Meredith: Writing—or the dream of calling oneself an author or writer—seems, for many, to have this highly addictive, seductiveness about it. Like: I’d really be someone if I could write. Or be a writer, author, etc. But it’s not writing that imbues itself with these  characteristics, it’s the person. Why, do you think, it’s such a seductive slope?
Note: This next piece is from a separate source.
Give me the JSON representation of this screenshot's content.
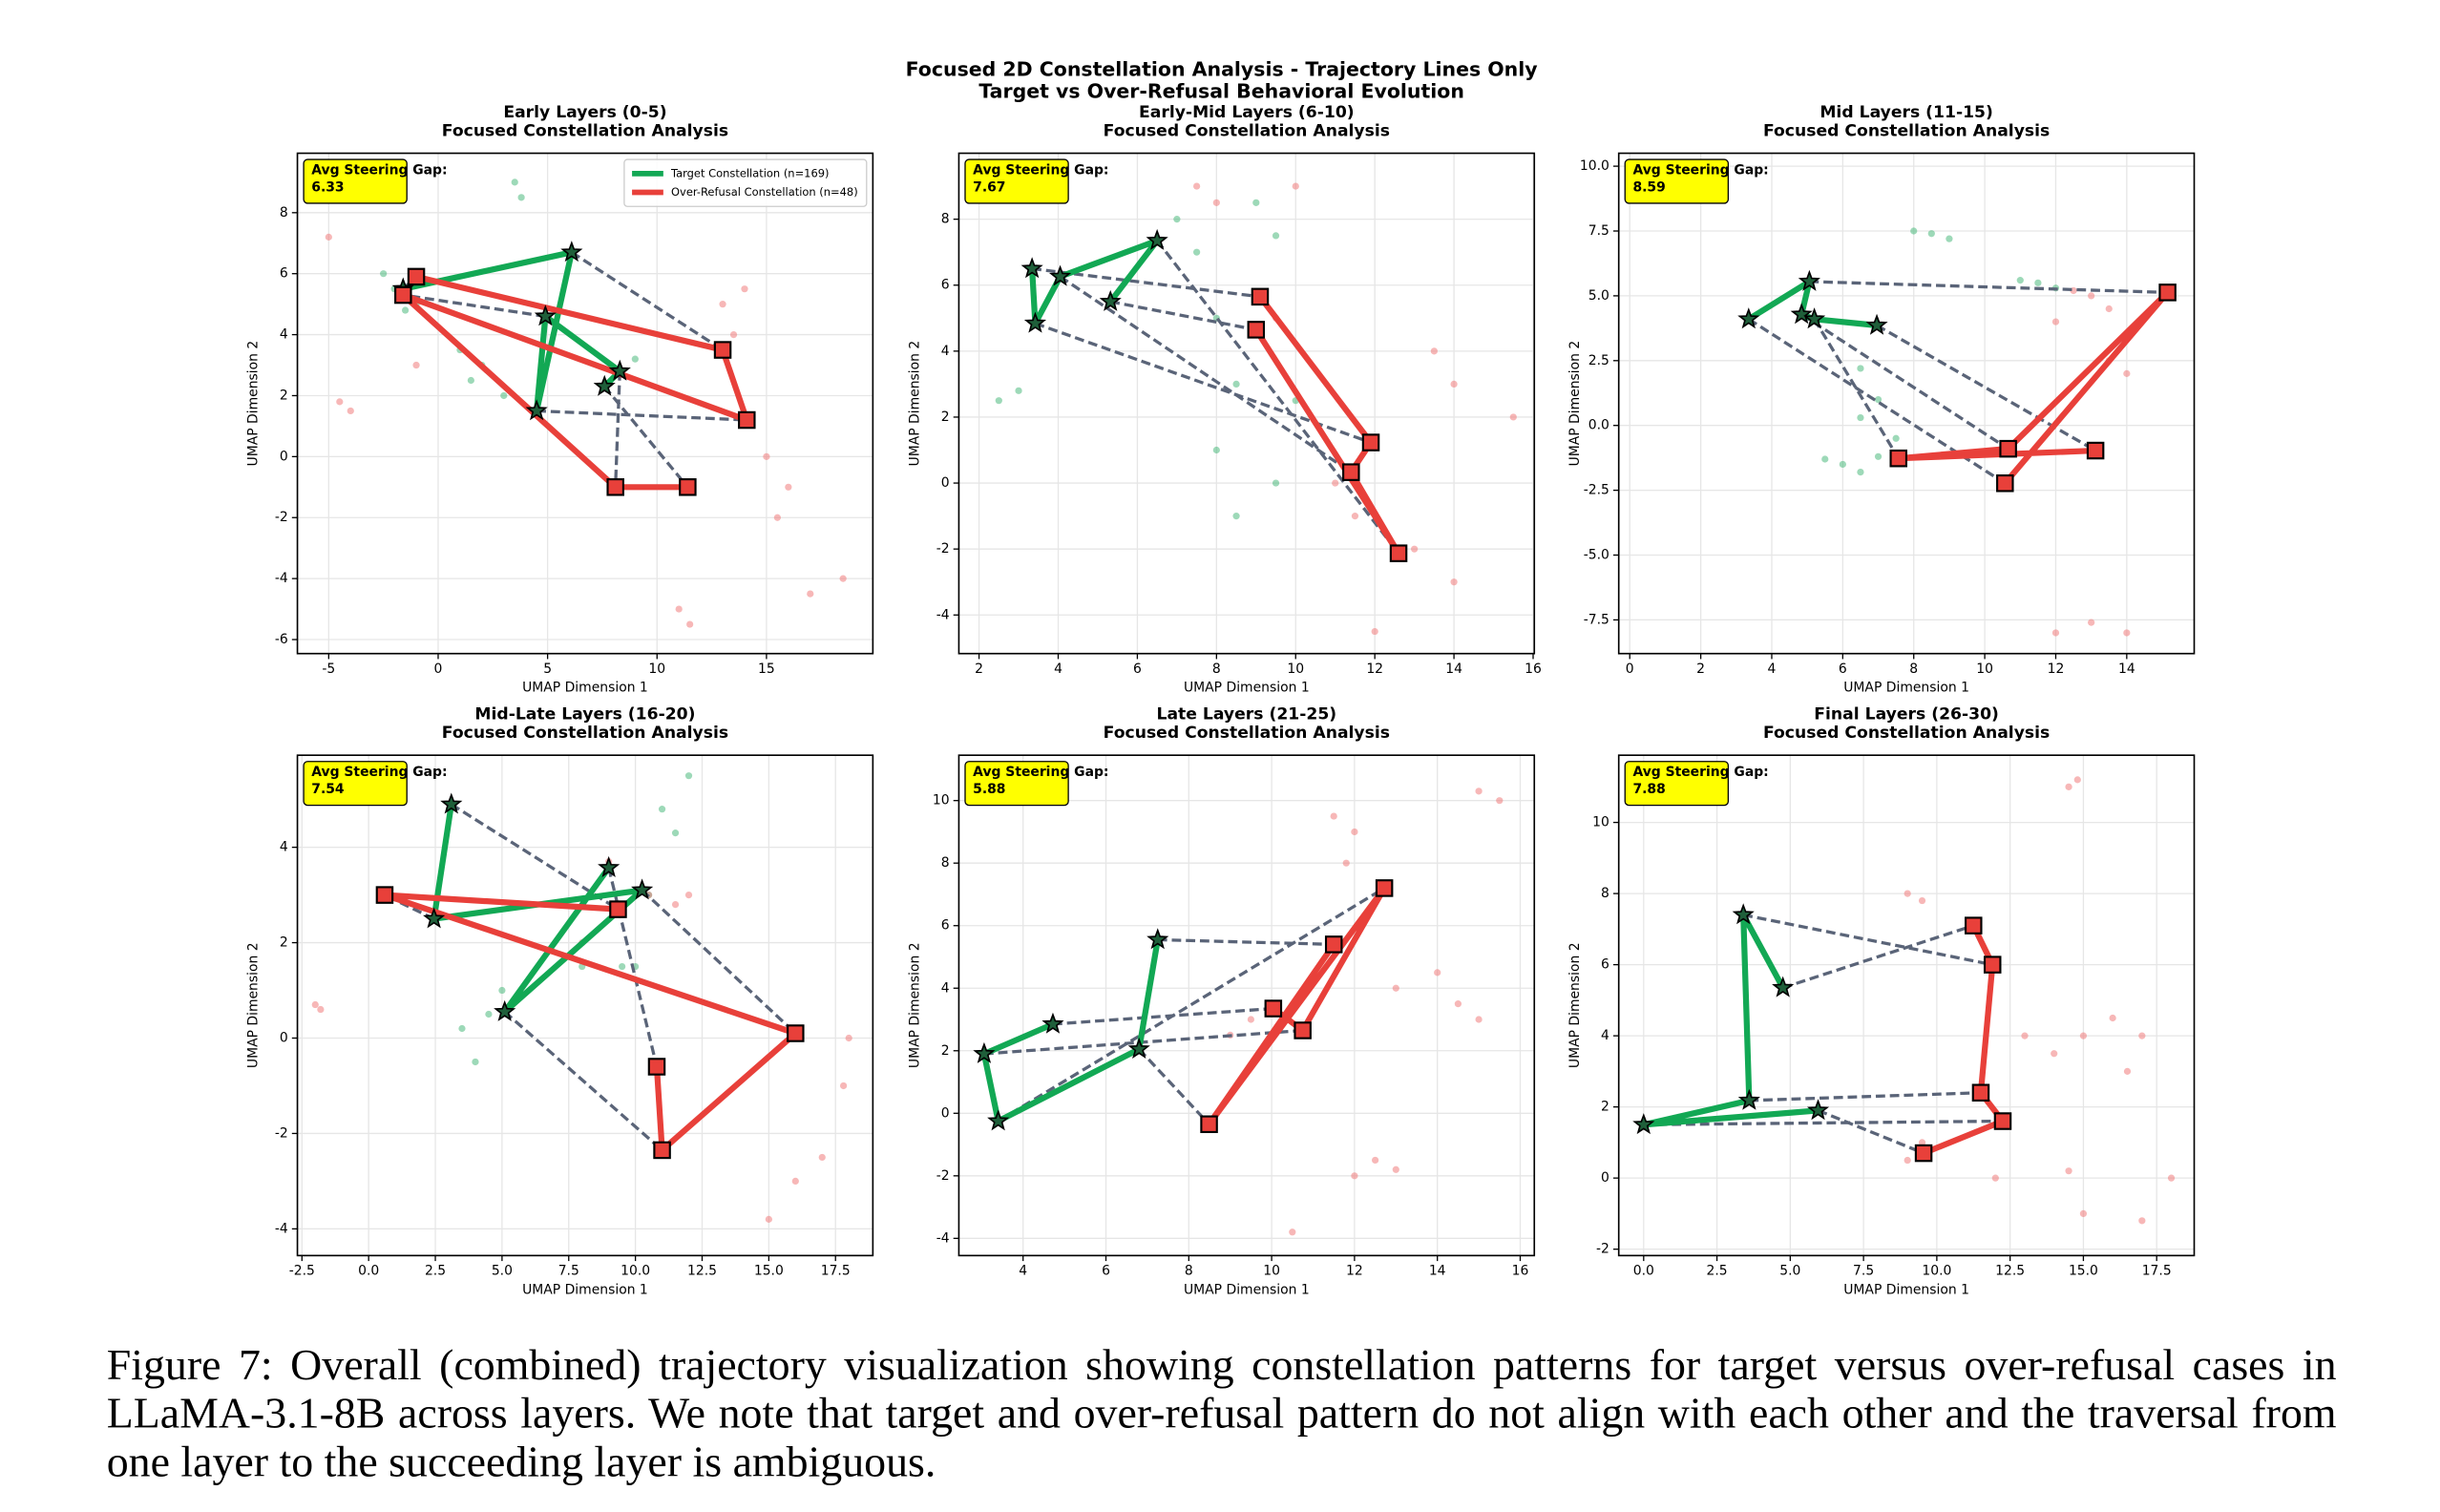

STACI: In life, it’s always the picture of something that trips us up. Who are we trying to be? Aren’t we already someone? We romanticize and reach for things because we think that “thing” will fix an inner life condition. I once believed that when I was on the NY Times Bestseller list, I would be a real writer. It would validate my choice to become a writer. Ha! The NY Times may never happen for me. So what? It wouldn’t make me feel any differently inside. Being a writer is just writing. I do look to certain female artists as mentors for direction, but I can’t be them. Comparison is the killer, the death, of everything. If I have something to say, to share, then it’s my job to get it on the page and try to give birth in the world. It’s frustrating and heartbreaking but beautiful, too. Once, after patiently listening to my writer’s laments, my good friend, the artist, Dustin Shuler said, “It’s not a bad way to spend a life, is it, Staci? Doing what you love.”